Latest News on AI (July 2025)
- Frank Anisits

- Aug 1
- 3 min read
Updated: Aug 2
The last weeks (June/July 2025) brought a wave of reports about some major developments in AI, with advances that feel both exciting and a bit unsettling. Sam Altman (CEO of OpenAI) even compared his work to the Manhattan Project (the program that developed the first atomic bomb).
One of the biggest announcements came from OpenAI, which has introduced a new Learning Mode in ChatGPT. Unlike the traditional approach of providing direct answers, this mode acts like an interactive tutor. It asks users what they want to learn, adapts to their knowledge level, and explains concepts step by step. It even incorporates techniques like Socratic questioning, self-assessment prompts, and memory of previous conversations to create a more structured, personalized learning experience. Built with input from teachers and cognitive scientists, it focuses on real educational value—addressing issues such as metacognition, cognitive load, and curiosity. The timing is significant, as universities have reported a sharp rise in AI-related academic fraud, with thousands of confirmed cases last year. OpenAI admits this feature won’t eliminate cheating but hopes it will encourage responsible use and push schools to rethink assessments in an AI-driven world.
At the same time, ChatGPT’s AI agent made headlines by successfully clicking an “I’m not a robot” checkbox on a Cloudflare-protected page. The agent, which operates in a virtual environment with browser access, can carry out multi-step tasks like downloading files or ordering groceries. When it encountered the verification box, it clicked it and continued without triggering further checks—proving just how human-like its behavior appeared. While it didn’t face a full captcha challenge, this moment highlights how far AI has come in mimicking human actions online. Stories have already emerged of users delegating real-world tasks to these agents, from shopping to research. However, they are not flawless—complex websites can still confuse them, showing that bad UI can still beat good AI.

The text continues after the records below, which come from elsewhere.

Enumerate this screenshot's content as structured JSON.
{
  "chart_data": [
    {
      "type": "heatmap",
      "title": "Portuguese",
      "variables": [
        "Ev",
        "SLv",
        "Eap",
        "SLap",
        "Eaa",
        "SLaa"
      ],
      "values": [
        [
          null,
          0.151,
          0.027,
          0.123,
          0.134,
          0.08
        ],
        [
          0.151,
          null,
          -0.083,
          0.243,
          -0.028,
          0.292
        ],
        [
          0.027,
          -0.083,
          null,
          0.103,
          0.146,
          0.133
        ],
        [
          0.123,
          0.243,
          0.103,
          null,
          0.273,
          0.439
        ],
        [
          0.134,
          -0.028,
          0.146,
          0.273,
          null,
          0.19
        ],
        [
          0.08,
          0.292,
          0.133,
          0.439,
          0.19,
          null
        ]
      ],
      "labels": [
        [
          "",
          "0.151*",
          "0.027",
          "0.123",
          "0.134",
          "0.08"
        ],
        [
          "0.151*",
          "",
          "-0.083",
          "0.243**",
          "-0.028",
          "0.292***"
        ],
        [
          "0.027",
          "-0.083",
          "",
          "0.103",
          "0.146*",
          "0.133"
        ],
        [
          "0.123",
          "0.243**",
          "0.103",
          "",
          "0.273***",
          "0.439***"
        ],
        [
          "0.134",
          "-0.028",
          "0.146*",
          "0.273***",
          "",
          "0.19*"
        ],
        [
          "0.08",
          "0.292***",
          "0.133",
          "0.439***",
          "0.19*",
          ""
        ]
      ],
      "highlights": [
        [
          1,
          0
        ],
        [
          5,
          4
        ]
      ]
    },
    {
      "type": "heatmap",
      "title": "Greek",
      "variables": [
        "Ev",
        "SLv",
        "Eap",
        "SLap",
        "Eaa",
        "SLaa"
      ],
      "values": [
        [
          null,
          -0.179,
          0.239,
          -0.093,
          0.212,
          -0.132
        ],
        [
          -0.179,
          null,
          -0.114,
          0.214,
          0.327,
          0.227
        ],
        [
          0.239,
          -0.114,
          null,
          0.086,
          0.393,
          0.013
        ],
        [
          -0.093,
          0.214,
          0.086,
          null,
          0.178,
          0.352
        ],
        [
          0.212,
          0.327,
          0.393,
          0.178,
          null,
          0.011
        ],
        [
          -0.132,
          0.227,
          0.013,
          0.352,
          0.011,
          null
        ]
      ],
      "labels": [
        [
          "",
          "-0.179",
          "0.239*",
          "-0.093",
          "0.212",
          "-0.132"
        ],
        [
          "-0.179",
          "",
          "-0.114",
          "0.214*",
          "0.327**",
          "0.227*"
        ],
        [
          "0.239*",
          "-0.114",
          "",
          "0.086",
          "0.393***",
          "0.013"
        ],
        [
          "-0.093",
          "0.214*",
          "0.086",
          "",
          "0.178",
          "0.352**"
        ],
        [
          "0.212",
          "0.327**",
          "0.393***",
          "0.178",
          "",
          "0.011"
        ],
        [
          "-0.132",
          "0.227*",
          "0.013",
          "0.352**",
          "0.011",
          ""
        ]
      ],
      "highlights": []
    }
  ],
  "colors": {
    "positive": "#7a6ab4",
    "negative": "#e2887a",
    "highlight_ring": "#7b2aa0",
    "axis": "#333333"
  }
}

Perhaps the most striking statement came from OpenAI CEO Sam Altman, who said that GPT‑5 feels so powerful it reminded him of the Manhattan Project, thus comparing GPT-5 to a "nuclear bomb". He described moments during testing when its capabilities made him deeply uneasy. Altman also criticized the lack of effective oversight in AI development, saying there are “no adults in the room” as progress accelerates beyond regulators’ ability to keep up.
Meanwhile, Meta has been aggressively recruiting for its new superintelligence lab, reportedly offering extraordinary compensation packages—up to $1 billion for a single researcher over a few years. Yet all offers to the Thinking Machines Lab team were turned down, signaling that many top researchers are prioritizing values and alignment over massive paydays.
Outside of these headlines, the AI field saw numerous other advancements.
Ideogram released a feature that generates consistent characters from a single photo, opening up new possibilities for creators of comics, avatars, and branded visuals.
Microsoft rolled out a revamped Copilot mode in Edge, enabling the browser to summarize tabs, compare content, and even execute tasks with voice commands.
Google expanded its AI search to process PDFs, live videos, and images uploaded directly from desktops, and introduced Canvas—a persistent planning tool that integrates with search.
On the hardware and model side, Nvidia’s Llama Nemotron Super Version 1.5 achieved top results on reasoning benchmarks while running efficiently on a single H100 GPU, thanks to training on massive synthetic datasets and advanced fine-tuning methods.
Adobe announced new Photoshop tools, including Harmonize (which blends inserted objects naturally into scenes), Generative Upscale (for higher-resolution outputs without artifacts), and improved object removal features powered by its latest Firefly model.
And German news TV station "WELT" published its first entirely AI-generated news with an AI-generated news anchor. Here's the link.
All of these developments show just how quickly AI is evolving—transforming education, creative work, and online interaction. But they also raise serious questions: What happens when AI becomes indistinguishable from humans in everyday tasks? How do we ensure proper oversight, ethical use, and trust as these systems grow more powerful?